Compared to “Saturday Night Live” or even the lamented “Fridays” (the “SNL” ripoff best known for Andy Kaufman’s bizarre disruption of two episodes), “SCTV” seemed like a public access self-indulgence: cheaply made, badly directed, poorly acted and never coming close to generating real belly laughs. Some of the ideas for skits were clever: “The Bowery Boys in the Band” had guest Robin Williams playing Leo Gorcey and Martin Short as Huntz Hall weirdly transposed into the notorious gay birthday drama – but the jokes never materialized, the imitations were ghastly (especially Williams, who couldn’t do Leo Gorcey if his life depended on it) and the entire skit died within minutes of its launch.
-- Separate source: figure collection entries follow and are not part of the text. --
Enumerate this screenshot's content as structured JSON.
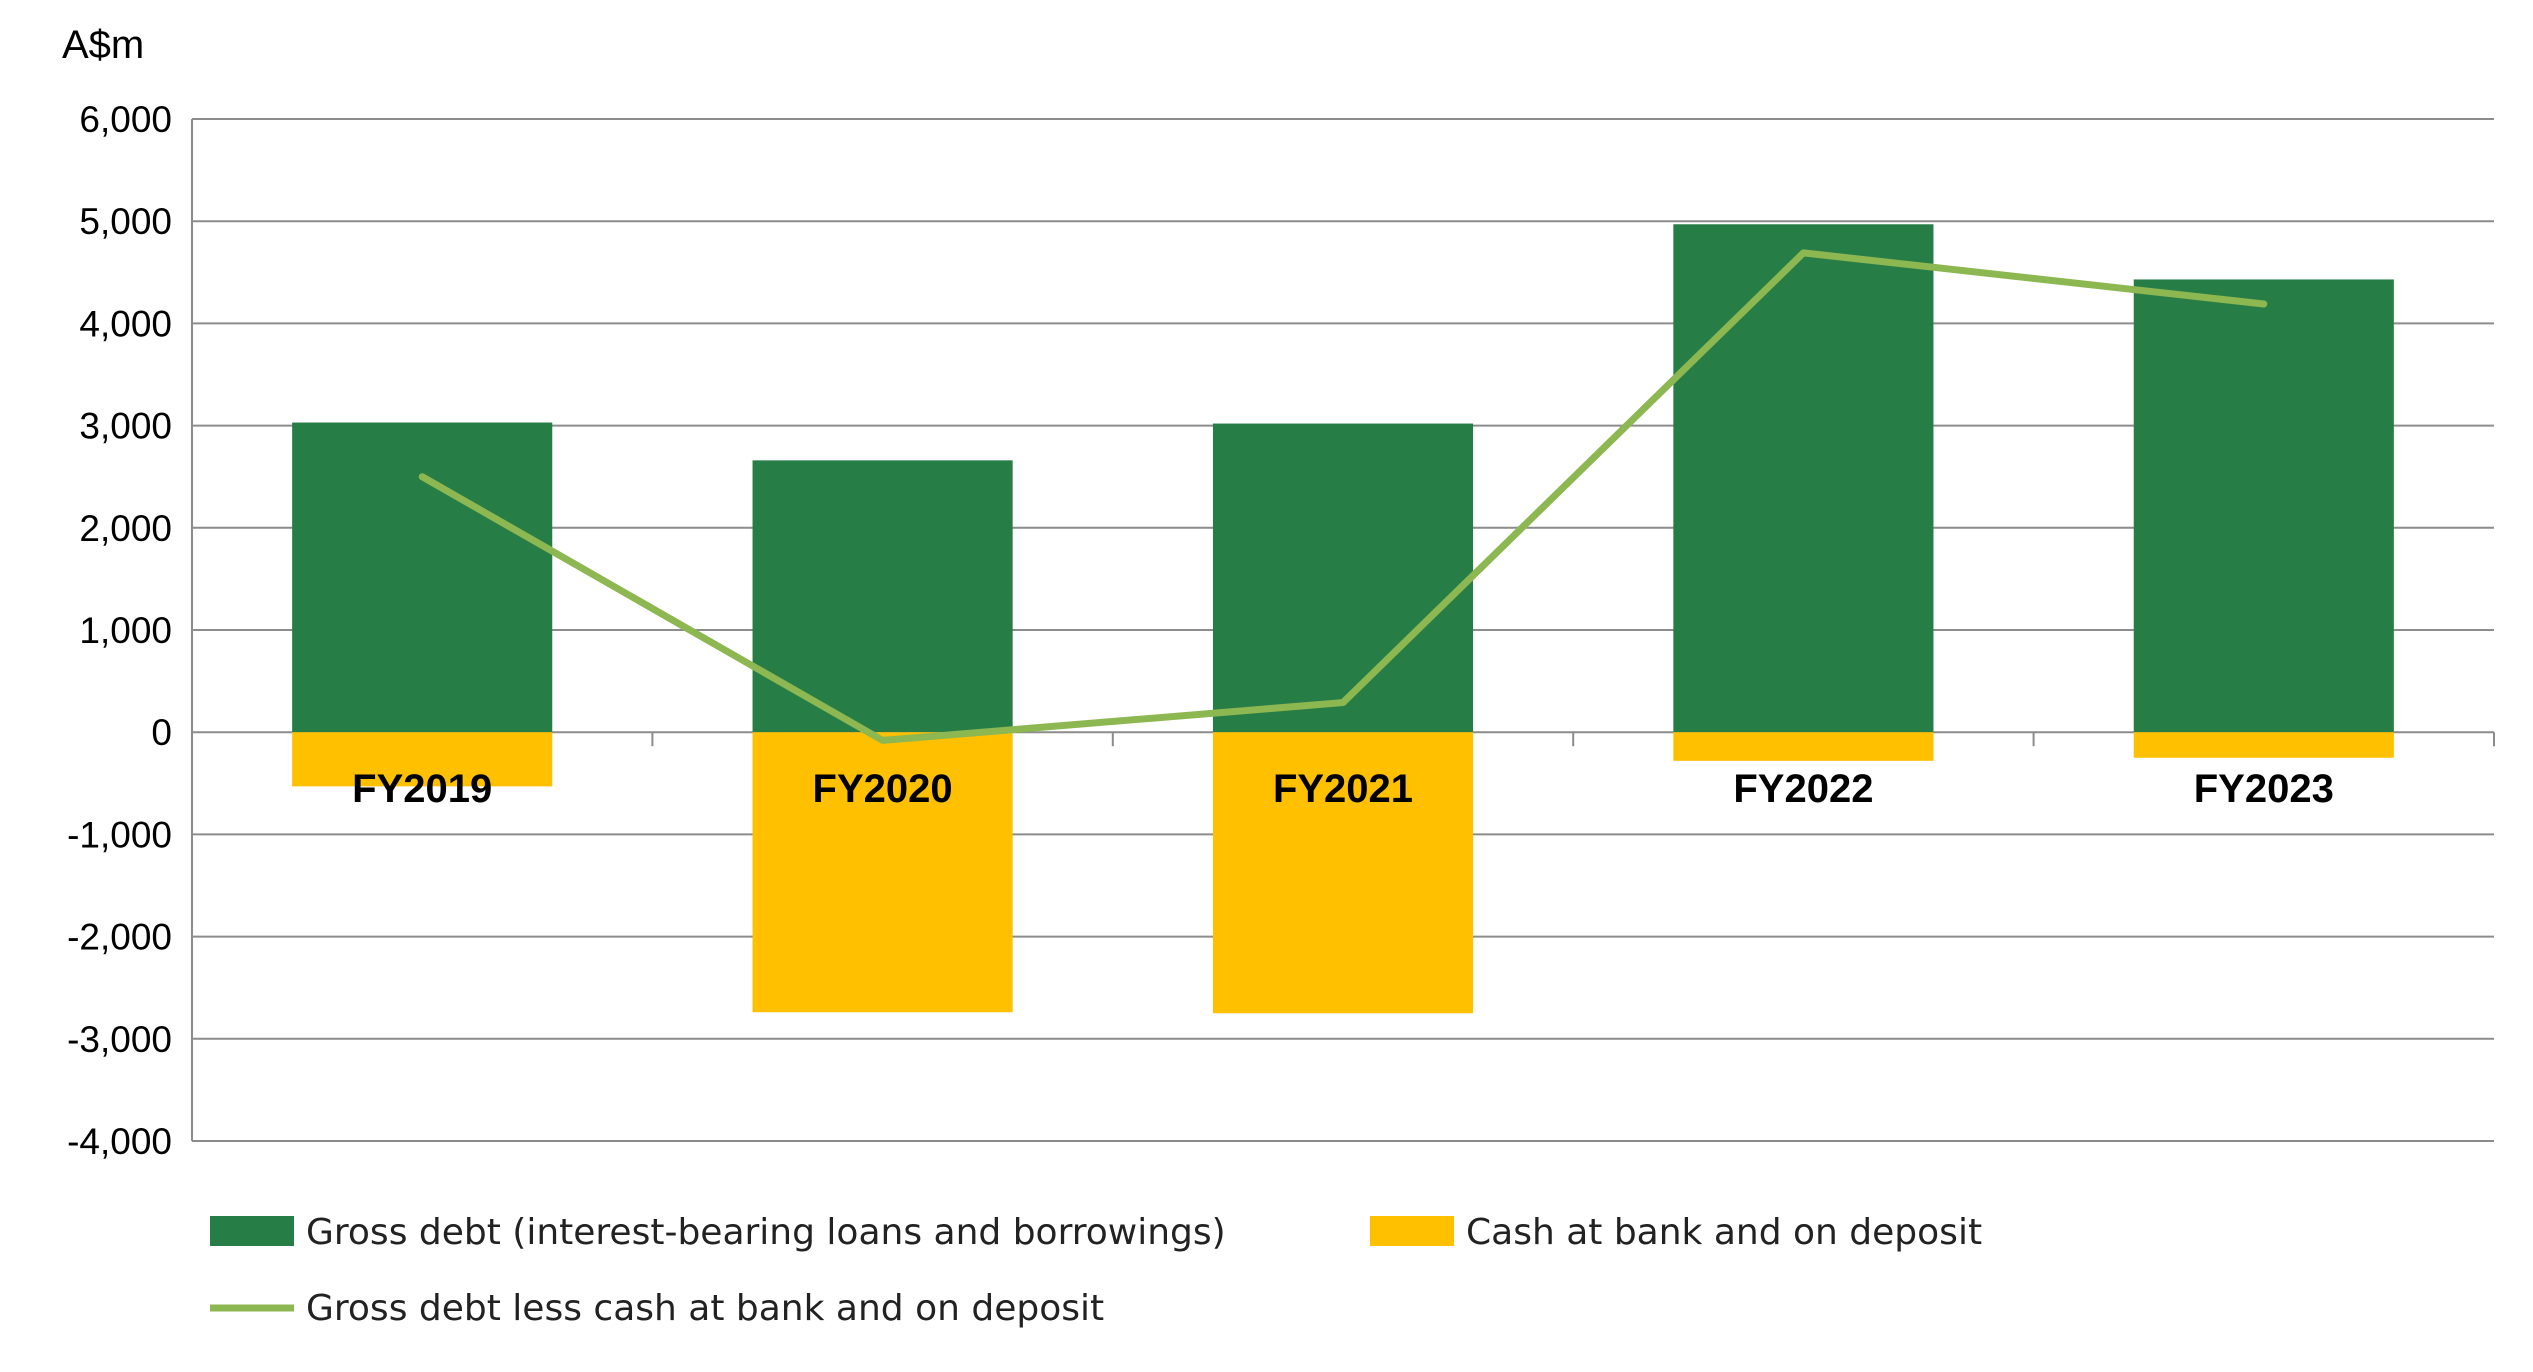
{
  "chart_data": {
    "type": "bar",
    "unit_label": "A$m",
    "categories": [
      "FY2019",
      "FY2020",
      "FY2021",
      "FY2022",
      "FY2023"
    ],
    "y_ticks": [
      "6,000",
      "5,000",
      "4,000",
      "3,000",
      "2,000",
      "1,000",
      "0",
      "-1,000",
      "-2,000",
      "-3,000",
      "-4,000"
    ],
    "ylim": [
      -4000,
      6000
    ],
    "grid": true,
    "legend_position": "bottom",
    "series": [
      {
        "name": "Gross debt (interest-bearing loans and borrowings)",
        "type": "bar",
        "color": "#267E46",
        "values": [
          3030,
          2660,
          3020,
          4970,
          4430
        ]
      },
      {
        "name": "Cash at bank and on deposit",
        "type": "bar",
        "color": "#FFC000",
        "values": [
          -530,
          -2740,
          -2750,
          -280,
          -250
        ]
      },
      {
        "name": "Gross debt less cash at bank and on deposit",
        "type": "line",
        "color": "#8DB750",
        "values": [
          2500,
          -80,
          290,
          4690,
          4190
        ]
      }
    ]
  }
}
Likewise, mock-commercials such as an election pitch urging voters to reject an attempt to adopt Esperanto as the new primary language were pointless (unless you think Esperanto is amusing to listen to). An Ed Grimley routine in which he teaches a “Sunrise Semester” class about snakes and winds up being hypnotized by a cobra should offer irrefutable proof as to why Martin Short never found a solid niche. A spoof of “Masterpiece Theatre” called “Jane Eyrehead” is painfully awful, especially when the Rochester character comes out speaking like Jack Benny’s valet (and if you don’t get that joke, it is okay – it was never worth getting).

The only genuine laughs come from, of all things, the musical interludes. America, John Cougar Mellencamp and (of all people) Ben Vereen show up for tuneful diversions which show them at their least interesting. Their numbers are juiceless and pointless, to be certain, but the unintentional laughs they generate compensates for the lack of laughs the alleged funnymen serve up.